L'introduction de tels programmes sous conditions est un pas dans la bonne voie dans la définition des priorités appropriées des dépenses sociales étant donné que le taux de pauvreté des enfants et des adolescents est plus élevé que dans n'importe quel autre groupe de presque tous les pays de la région. Les deux programmes pionniers ont été Bolsa-Familia (Brésil, premiers programmes en 1995) et Oportunidades (Mexique, 1997). Aujourd'hui, la plupart des pays de l'Amérique latine ont des programmes similaires (p.ex. en Bolivie, Bono Juancito Pinto, qui cible les enfants et Bono Juana Azurduy, pour les femmes enceintes; au Paraguay, Tekoporã; en Colombie, Familias en Acción, etc.). Un transfert en espèces direct est versé à chaque famille couverte (souvent au nom de la mère des enfants), ce qui permet de remplacer l'approche plus clientéliste de la distribution de paniers de nourriture ou « bon alimentaires », habilitant ainsi l'autonimisation des bénéficiaires.

L'évaluation de ces nouveaux programmes a également montré un niveau élevé de précision atteint par les mécanismes de ciblage et un impact considérable sur la réduction de la pauvreté et des inégalités. Cet impact est en général proportionnel à la couverture et aux dépenses du programme. Les pays latino-américains dépensent normalement entre 0,2 et 0,5% de leur PIB sur ces programmes. Une évolution particulièrement intéressante est l'introduction du programme Asignación por Universal Hijo (AUH) en Argentine (2009), qui l'intègre à la prestation contributive Asignación Familiar et qui sera géré par l'institution d'assurance sociale ANSES. Il est ainsi prévu d'universaliser la couverture des allocations familiales, avec une dépense de 0,9% du PIB, et d'avoir un impact majeur sur la pauvreté des enfants et des jeunes dans le pays. L'Uruguay a aussi beaucoup élargi la couverture des allocations familiales, Asignación Familiar, grâce au programme Plan Equidad (2007), tous deux gérés par l'institut d'assurance sociale BPS. Une telle coordination entre les transferts en espèces conditionnels et les prestations familiales contributives n'existe pas encore dans d'autres pays (comme le Brésil).

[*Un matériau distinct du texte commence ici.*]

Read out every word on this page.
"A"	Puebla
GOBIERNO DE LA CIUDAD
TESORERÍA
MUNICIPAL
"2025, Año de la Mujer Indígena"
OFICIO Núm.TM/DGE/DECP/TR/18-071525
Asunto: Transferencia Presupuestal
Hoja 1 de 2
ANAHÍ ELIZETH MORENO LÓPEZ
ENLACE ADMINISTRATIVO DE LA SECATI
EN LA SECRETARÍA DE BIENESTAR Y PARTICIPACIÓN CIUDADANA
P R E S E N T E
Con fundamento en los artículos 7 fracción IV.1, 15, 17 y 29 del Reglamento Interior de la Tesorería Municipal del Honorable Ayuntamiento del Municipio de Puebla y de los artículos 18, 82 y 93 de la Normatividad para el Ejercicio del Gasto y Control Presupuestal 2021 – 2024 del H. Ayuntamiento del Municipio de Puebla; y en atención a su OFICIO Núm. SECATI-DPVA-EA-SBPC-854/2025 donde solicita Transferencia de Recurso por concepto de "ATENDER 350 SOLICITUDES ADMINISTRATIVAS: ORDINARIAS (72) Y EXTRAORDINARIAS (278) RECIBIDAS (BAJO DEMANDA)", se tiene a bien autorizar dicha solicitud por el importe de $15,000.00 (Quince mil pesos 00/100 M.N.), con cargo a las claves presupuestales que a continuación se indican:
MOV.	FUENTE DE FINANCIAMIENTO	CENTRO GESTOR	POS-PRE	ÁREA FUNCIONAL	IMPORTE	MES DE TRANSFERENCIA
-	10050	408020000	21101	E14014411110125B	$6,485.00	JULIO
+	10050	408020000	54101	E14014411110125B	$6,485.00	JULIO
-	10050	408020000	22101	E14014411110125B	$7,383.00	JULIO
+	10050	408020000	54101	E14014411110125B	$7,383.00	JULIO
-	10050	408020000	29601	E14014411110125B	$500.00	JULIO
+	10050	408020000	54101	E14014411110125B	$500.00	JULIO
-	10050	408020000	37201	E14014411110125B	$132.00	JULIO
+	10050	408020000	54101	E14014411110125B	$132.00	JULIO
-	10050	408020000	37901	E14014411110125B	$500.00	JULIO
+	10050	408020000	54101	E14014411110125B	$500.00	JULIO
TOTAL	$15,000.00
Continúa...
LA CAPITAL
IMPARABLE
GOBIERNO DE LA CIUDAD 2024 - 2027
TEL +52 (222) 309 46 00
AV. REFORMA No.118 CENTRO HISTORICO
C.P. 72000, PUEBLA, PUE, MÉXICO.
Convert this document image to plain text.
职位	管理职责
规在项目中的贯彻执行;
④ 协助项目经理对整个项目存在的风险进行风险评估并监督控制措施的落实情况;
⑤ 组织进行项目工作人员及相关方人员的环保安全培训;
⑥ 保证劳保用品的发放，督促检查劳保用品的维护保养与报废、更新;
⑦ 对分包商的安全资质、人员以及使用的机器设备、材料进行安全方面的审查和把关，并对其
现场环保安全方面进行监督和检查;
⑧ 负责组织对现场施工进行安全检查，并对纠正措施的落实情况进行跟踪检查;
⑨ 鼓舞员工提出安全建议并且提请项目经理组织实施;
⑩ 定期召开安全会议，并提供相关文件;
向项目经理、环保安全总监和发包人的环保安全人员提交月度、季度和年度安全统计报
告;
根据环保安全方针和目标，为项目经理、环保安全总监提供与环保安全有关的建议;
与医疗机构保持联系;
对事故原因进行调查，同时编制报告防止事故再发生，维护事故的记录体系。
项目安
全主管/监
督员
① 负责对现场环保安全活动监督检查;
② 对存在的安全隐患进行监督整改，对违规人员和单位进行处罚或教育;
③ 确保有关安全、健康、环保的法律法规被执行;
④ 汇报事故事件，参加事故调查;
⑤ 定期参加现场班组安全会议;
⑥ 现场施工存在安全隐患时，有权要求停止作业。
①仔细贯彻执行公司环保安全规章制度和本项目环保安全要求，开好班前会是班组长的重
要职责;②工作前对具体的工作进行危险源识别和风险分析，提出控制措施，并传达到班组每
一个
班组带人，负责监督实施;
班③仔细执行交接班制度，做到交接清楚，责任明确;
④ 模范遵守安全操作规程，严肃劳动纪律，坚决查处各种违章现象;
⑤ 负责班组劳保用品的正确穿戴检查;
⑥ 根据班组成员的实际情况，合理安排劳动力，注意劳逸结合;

La deuxième innovation est l'introduction dans plusieurs pays des pensions non contributives ou fortement subventionnées. Celles-ci sont surtout conçues comme des prestations d'aide sociale pour les personnes âgées, telles que Bono de Desarrollo Humano en Equateur, le programme Programa 70 y Más au Mexique, Régimen No-Contributivo au Costa Rica, Beneficio de Prestação Continuada au Brésil, Pensiones Asistenciales por Vejez, Invalidez ou Madres de Siete Hijos en Argentine, ou Pensión por Vejez en Uruguay en sont des exemples. Le Pérou a également annoncé son intention d'introduire une pension d'aide sociale pour les personnes âgées.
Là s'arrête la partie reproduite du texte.